Klage auf Versorgung mit "Speedy-Tandem"



Kein Anspruch auf motorgestützte Rollstuhl-Fahrrad-Kombination

Die Benutzung einer motorgestützten Rollstuhl-Fahrrad-Kombination dient nicht der Befriedigung der allgemeinen Grundbedürfnisse. Ein querschnittsgelähmter Versicherter der GKV hat daher keinen Anspruch auf Versorgung mit einer motorgestützten Rollstuhl-Fahrrad-Kombination. Dies entschied das Landessozialgericht Baden Württemberg mit Urteil vom 11.11.2008 (nicht rechtskräftig).

Klage auf Versorgung mit "Speedy-Tandem"


Die 1969 geborene Klägerin war bei der Beklagten krankenversichert. Infolge einer Querschnittslähmung war sie auf einen Rollstuhl angewiesen. Die Beklagte versorgte die Klägerin seit 2007 mit einem Elektrorollstuhl.

Im Juli 2007 beantragte die Klägerin unter Vorlage einer entsprechenden Verordnung die Gewährung eines sogenannten „Speedy-Tandems“. Das „Speedy-Tandem“ ist ein speziell ausgerüstetes Fahrrad, an das der Rollstuhl über eine Stange angekoppelt werden kann. Im GKV-Hilfsmittelverzeichnis ist das Speedy-Tandem aufgeführt.

Die Beklagte lehnte den Antrag mit Bescheid vom 13.08.2007 ab. Den Widerspruch der Klägerin wies die Beklagte mit Widerspruchsbescheid vom 26.10.2007 zurück. Die hiergegen gerichtete Klage der Klägerin vom 02.11.2007 wies das Sozialgericht Karlsruhe am 08.04.2008 mit Gerichtsbescheid ab.

Die Berufung der Klägerin vom 24.04.2008 gegen den Gerichtsbescheid des Sozialgerichts Karlsruhe wies das Landessozialgericht Baden-Württemberg mit Urteil vom 11.11.2008 als unbegründet ab.

Anspruch auf "Basisausgleich" im räumlichen Nahbereich

Das Landessozialgericht Baden-Württemberg wies die zulässige Berufung der Klägerin als unbegründet ab. Das Sozialgericht Karlsruhe habe die Klage zurecht abgewiesen, da die Klägerin keinen Anspruch auf die Gewährung einer motorunterstützten Rollstuhl-Fahrrad-Kombination habe.

Gemäß § 33 Absatz 1 Satz 1 SGB V hätten Versicherte Anspruch auf Versorgung mit Hilfsmitteln, die im Einzelfall erforderlich seien, um eine Behinderung auszugleichen.
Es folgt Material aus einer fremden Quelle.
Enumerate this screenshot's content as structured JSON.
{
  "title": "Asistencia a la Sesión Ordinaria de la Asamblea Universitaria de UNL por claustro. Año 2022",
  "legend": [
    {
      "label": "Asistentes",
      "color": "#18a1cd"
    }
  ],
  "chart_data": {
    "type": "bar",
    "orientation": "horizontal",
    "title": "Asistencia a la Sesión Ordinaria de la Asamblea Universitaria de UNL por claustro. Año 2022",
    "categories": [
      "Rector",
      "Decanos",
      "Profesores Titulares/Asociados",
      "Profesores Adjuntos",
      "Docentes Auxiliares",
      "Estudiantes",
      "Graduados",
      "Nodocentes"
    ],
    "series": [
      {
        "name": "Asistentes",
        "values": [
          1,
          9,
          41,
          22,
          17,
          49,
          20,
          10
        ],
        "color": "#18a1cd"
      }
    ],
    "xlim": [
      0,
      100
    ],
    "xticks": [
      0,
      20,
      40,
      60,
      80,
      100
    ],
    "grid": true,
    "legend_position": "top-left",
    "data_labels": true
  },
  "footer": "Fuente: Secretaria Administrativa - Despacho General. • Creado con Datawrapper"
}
In Bezug auf die Klägerin komme lediglich der Ausgleich im Bereich der körperlichen Fortbewegung in Betracht. Ein Ausgleich im Bereich der körperlichen Fortbewegung sei nach der Rechtsprechung des Bundessozialgerichts nur als „Basisausgleich“ für den räumlichen Nahbereich zu gewähren.

In Bezug auf die körperliche Fortbewegung im räumlichen Nahbereich sei die Klägerin mit dem vorhandenem Elektrorollstuhl ausreichend versorgt. Die Klägerin begehre über einen „Basisausgleich“ hinaus, derart versorgt zu werden, dass sie einem Gesunden auch im Bereich des Fahrradfahrens gleichgestellt werde. Dies überschreite den Bereich des Ausgleichs von Behinderungen im Bereich der Grundbedürfnisse, den allein die Beklagte schulde. Das Grundbedürfnis der Klägerin, sich einen gewissen körperlichern Freiraum zu erschließen, umfasse nach der Rechtsprechung des Bundessozialgerichts nicht das Radfahren.

Auch die Tatsache, dass die Klägerin ihren Elektrorollstuhl wegen des hügeligen Umlandes ihrer Wohnung nur eingeschränkt selbstständig nutzen könne, führe zu keinem Anspruch auf Versorgung mit einer Rollstuhl-Fahrrad-Kombination. Die Beklagte sei nicht verpflichtet, Besonderheiten des Wohnumfelds eines Versicherten auszugleichen.

Auch die Aufnahme des Speedy-Tandems in das Hilfsmittelverzeichnis begründe keinen Anspruch auf Versorgung.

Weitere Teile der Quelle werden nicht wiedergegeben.